If we take a closer look at the Shutdown method, it takes an argument context. We don’t know how long it will take to complete all the requests; it may take minutes, an hour, or maybe a day. We don’t want to wait too long, which is why we need to set some deadlines that will allow the long request to be completed. We can implement this by using the context WithTimeout.

diff --git a/server/main.go b/server/main.go
index f5f23dd..d31244f 100644
--- a/server/main.go
+++ b/server/main.go
@@ -3,6 +3,7 @@ package main
 import (
 	"context"
 	"errors"
+	"flag"
 	"io"
 	"log/slog"
 	"math/rand"
@@ -32,6 +33,10 @@ func slowHandler(w http.ResponseWriter, r *http.Request) {
 }
 
 func main() {
+	var waitTolerance time.Duration
+	flag.DurationVar(&waitTolerance, "wait", 5*time.Second, "wait tolerance for graceful shutdown")
+	flag.Parse()
+
 	log := slog.New(slog.NewTextHandler(os.Stderr, &slog.HandlerOptions{}))
 	slog.SetDefault(log)
 
@@ -66,10 +71,14 @@ func main() {
 		log.Info("received shutdown request", "signal", sig)
 
 		// shutdown process.
-		log.Info("shutting down server")
+		log.Info("shutting down server", "wait_tolerance", waitTolerance)
 		defer log.Info("server shutdown gracefully")
 
-		if err := srv.Shutdown(context.TODO()); err != nil {
+		// we don't want to wait forever for connections to close.
+		ctx, cancel := context.WithTimeout(context.Background(), waitTolerance)
+		defer cancel()
+
+		if err := srv.Shutdown(ctx); err != nil {
 			log.Error("server shutdown failed", "error", err)
 		}
 	}

To make the wait tolerance dynamic, we used flag arguments with a default value of 5 seconds. We can run this code again by using the following command to set the wait tolerance to 10 seconds.

When the shutdown procedure is not completed within the wait tolerance, the shutdown method will return the DeadlineExceeded error. In this case, the server is not closed yet, which is why we need to force it to shut down because we don’t want to wait forever.

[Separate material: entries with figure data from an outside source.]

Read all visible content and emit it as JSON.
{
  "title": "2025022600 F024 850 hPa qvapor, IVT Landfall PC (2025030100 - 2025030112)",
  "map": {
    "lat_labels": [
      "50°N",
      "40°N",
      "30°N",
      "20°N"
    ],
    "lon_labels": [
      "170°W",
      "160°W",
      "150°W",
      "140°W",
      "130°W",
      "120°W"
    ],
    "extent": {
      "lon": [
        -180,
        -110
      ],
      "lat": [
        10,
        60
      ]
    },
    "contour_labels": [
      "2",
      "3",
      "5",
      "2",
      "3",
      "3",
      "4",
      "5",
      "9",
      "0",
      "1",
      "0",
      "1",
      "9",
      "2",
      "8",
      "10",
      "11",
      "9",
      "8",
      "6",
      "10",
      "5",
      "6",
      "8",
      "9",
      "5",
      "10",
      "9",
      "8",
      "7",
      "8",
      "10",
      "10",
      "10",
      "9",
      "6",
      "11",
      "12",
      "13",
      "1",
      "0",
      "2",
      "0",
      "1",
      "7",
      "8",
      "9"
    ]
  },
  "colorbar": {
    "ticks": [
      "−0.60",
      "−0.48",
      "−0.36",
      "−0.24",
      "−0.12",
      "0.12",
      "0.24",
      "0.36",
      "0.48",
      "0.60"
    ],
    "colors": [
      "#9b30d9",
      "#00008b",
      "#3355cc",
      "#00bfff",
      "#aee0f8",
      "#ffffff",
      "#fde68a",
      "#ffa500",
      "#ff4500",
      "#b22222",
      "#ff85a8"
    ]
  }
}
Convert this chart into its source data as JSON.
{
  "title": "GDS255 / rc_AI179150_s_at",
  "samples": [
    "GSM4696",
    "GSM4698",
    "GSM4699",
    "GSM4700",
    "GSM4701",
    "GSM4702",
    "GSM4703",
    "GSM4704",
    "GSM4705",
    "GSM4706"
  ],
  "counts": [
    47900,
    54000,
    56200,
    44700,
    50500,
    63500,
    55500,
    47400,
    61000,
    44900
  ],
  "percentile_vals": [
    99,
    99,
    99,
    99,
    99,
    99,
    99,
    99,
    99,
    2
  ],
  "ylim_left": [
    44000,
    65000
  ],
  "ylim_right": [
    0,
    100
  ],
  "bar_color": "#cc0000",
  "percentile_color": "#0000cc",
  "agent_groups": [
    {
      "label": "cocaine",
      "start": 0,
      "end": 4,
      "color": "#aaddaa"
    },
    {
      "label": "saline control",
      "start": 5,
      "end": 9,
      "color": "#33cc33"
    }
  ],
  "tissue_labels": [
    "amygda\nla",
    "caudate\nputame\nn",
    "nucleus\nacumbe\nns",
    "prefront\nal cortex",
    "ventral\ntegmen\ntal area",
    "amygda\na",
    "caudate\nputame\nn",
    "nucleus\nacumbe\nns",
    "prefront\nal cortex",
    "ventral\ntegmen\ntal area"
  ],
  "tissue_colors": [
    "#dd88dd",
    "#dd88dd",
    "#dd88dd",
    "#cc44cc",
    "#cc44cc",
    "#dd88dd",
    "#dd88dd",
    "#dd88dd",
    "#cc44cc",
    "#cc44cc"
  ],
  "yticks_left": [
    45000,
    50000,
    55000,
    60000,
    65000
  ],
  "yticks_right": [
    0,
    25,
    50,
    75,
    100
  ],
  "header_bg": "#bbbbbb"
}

To do so, we can use the Close method from the http.Server.

diff --git a/server/main.go b/server/main.go
index d31244f..5758e99 100644
--- a/server/main.go
+++ b/server/main.go
@@ -80,6 +80,14 @@ func main() {
 
 		if err := srv.Shutdown(ctx); err != nil {
 			log.Error("server shutdown failed", "error", err)
+			if errors.Is(err, context.DeadlineExceeded) {
+				log.Info("executing forced shutdown")
+				if err := srv.Close(); err != nil {
+					log.Error("server close failed", "error", err)
+				} else {
+					log.Info("forced shutdown completed")
+				}
+			}
 		}
 	}
 }

At this point, we have implemented the graceful shutdown procedure. We also provide a procedure to forcefully shutdown the server if it is not able to complete the request within a given wait tolerance.

You can find the complete code in this repository.

What’s Next?

As we can see in the implementation, we primarily used only three methods from the http.Server struct: ListenAndServe, Shutdown, and Close. We employed these methods to extend the server’s capabilities, enabling graceful shutdown.

Essentially, this is what the Decorator Pattern does. It adds additional functionality to an existing object without altering its structure. If we define these methods as an interface, we can decorate the server with graceful shutdown capability.

You can find my own implementation of Graceful Shutdown in Go using the Decorator Pattern here. By using the Runner interface, the GracefulRunner decorates the http.Server with graceful shutdown capability.